La Corte di giustizia si era già espressa sul tema a gennaio 2025, nelle cause C-510/23 e C-511/23, affermando che una normativa nazionale che imponga un termine di 90 giorni per la conclusione della fase preistruttoria, a pena di decadenza dal potere sanzionatorio, si pone in contrasto con il diritto dell'Unione, letto alla luce del principio di effettività (si veda al riguardo la nostra pubblicazione Antitrust Bites – febbraio 2025).

Con le ordinanze di ottobre 2025, il Consiglio di Stato ha tuttavia osservato che le pronunce della Corte di giustizia non risolvono integralmente i profili interpretativi tuttora controversi, in particolare in merito alla distinzione tra la mera “comunicazione di avvio dell’istruttoria” e la successiva “comunicazione delle risultanze istruttorie”, nonché al momento a partire dal quale decorrerebbe il termine di 90 giorni.
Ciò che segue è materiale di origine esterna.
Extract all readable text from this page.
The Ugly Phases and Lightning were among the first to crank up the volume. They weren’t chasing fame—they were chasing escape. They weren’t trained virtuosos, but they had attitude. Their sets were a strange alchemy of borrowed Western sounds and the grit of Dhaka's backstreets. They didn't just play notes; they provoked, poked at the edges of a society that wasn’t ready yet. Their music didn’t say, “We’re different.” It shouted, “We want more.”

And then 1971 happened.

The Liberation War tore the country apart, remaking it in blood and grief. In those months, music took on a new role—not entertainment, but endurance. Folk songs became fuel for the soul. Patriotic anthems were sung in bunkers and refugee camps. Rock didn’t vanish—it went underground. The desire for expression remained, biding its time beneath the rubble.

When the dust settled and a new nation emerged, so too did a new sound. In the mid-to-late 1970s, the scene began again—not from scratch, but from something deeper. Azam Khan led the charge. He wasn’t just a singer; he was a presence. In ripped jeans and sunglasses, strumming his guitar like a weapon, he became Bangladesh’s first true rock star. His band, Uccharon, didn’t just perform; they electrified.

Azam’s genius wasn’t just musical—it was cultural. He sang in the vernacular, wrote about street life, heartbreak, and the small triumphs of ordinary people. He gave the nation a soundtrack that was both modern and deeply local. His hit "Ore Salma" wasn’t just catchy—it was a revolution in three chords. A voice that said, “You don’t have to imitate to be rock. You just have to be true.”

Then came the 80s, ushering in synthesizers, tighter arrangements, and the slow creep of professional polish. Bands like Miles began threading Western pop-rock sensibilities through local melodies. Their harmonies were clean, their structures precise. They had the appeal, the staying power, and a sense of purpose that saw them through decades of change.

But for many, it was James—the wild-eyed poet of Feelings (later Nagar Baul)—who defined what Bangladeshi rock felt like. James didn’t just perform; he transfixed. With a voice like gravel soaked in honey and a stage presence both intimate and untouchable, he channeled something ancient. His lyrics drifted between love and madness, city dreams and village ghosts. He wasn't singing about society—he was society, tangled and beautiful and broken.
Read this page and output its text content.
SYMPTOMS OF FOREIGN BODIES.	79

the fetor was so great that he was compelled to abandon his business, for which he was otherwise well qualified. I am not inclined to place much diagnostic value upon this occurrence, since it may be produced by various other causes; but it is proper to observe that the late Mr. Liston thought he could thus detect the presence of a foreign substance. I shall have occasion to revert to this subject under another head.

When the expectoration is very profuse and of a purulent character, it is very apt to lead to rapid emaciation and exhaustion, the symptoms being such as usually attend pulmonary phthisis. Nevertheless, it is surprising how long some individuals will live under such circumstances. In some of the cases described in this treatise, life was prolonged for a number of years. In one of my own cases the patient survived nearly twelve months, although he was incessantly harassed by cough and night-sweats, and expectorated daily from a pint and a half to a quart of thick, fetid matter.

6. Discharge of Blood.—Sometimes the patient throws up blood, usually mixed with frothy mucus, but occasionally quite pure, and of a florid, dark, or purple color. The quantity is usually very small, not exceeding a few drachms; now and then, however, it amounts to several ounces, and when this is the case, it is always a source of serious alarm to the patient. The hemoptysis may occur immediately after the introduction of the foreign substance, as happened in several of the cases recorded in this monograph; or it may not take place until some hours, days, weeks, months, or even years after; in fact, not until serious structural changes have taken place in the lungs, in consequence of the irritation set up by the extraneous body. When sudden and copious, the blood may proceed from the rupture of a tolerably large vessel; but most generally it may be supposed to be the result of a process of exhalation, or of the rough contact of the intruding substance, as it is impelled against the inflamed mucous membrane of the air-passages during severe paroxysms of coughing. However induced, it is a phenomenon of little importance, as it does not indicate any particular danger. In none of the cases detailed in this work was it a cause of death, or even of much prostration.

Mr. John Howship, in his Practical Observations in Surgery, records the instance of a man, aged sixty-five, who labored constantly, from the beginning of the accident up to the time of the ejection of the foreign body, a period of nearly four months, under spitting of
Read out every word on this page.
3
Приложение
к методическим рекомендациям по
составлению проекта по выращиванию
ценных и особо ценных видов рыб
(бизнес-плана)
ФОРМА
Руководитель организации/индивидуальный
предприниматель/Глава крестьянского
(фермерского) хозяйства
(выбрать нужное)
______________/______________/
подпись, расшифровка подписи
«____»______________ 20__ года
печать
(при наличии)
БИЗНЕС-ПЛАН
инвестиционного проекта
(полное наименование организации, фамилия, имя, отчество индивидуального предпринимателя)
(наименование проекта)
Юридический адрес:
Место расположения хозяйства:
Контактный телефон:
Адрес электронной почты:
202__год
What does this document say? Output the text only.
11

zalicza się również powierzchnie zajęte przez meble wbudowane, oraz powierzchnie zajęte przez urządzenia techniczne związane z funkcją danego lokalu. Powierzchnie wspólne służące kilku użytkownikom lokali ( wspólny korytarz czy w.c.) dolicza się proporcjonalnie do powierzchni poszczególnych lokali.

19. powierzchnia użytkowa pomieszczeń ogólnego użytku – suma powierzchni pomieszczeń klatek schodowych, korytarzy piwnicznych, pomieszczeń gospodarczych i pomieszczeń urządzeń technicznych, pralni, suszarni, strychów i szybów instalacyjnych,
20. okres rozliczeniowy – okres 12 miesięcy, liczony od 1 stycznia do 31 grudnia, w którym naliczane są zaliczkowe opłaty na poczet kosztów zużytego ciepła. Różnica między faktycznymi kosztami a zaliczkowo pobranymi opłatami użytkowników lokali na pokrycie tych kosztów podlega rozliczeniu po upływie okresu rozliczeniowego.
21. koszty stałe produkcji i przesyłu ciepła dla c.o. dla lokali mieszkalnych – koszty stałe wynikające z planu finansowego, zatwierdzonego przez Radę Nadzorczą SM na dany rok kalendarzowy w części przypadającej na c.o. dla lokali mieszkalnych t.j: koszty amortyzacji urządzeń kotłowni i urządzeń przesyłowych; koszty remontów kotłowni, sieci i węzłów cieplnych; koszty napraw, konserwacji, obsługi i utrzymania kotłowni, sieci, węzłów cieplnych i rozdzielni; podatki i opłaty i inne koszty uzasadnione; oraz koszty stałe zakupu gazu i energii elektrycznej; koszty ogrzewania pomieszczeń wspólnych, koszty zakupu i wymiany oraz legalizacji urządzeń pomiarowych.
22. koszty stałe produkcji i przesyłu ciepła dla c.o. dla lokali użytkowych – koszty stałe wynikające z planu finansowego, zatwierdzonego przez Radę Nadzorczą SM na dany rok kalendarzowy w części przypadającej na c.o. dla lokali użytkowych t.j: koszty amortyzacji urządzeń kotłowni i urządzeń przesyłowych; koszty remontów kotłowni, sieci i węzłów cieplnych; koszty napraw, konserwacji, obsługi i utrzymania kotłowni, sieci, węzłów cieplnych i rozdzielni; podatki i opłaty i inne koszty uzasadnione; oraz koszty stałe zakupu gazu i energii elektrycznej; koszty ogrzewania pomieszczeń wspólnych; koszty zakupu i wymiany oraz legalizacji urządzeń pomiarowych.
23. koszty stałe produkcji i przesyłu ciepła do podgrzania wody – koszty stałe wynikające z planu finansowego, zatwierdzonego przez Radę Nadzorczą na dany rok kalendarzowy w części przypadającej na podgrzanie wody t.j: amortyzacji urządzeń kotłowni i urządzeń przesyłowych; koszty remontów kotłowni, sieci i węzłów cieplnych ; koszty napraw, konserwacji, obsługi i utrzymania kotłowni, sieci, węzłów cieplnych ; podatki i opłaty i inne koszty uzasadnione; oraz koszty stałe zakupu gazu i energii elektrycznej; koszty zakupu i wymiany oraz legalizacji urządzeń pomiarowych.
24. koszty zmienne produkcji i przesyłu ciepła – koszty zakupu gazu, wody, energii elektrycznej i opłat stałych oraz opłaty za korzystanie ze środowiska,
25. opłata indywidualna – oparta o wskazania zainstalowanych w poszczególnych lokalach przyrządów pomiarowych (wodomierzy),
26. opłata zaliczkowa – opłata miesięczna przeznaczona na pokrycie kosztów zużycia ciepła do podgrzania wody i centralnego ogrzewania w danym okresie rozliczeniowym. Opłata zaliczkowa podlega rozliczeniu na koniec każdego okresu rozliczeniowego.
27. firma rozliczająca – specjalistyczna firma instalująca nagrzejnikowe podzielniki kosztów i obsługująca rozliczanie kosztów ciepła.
Pertanto, alla luce della rilevanza delle questioni pregiudiziali ancora pendenti e del loro potenziale impatto sui procedimenti in tema di pratiche commerciali scorrette, il Consiglio di Stato ha ritenuto opportuno disporre la sospensione dei giudizi fino alla pronuncia della Corte di giustizia.

Infine, è opportuno segnalare che, con sentenza n. 16027 del settembre 2025, il TAR Lazio aveva invece respinto la richiesta di sospensione del giudizio in un caso analogo, ritenendo non rilevante, ai fini della decisione, la questione pregiudiziale oggetto dell'ordinanza del Consiglio di Stato del 14 maggio 2025, n. 4151. Secondo il Tribunale, la questione sollevata innanzi alla Corte di giustizia riguardava una presunta violazione della normativa antitrust mentre il provvedimento impugnato atteneva esclusivamente alla disciplina consumeristica, con conseguente irrilevanza della questione pregiudiziale rispetto alla legittimità del provvedimento in materia di pratiche commerciali scorrette.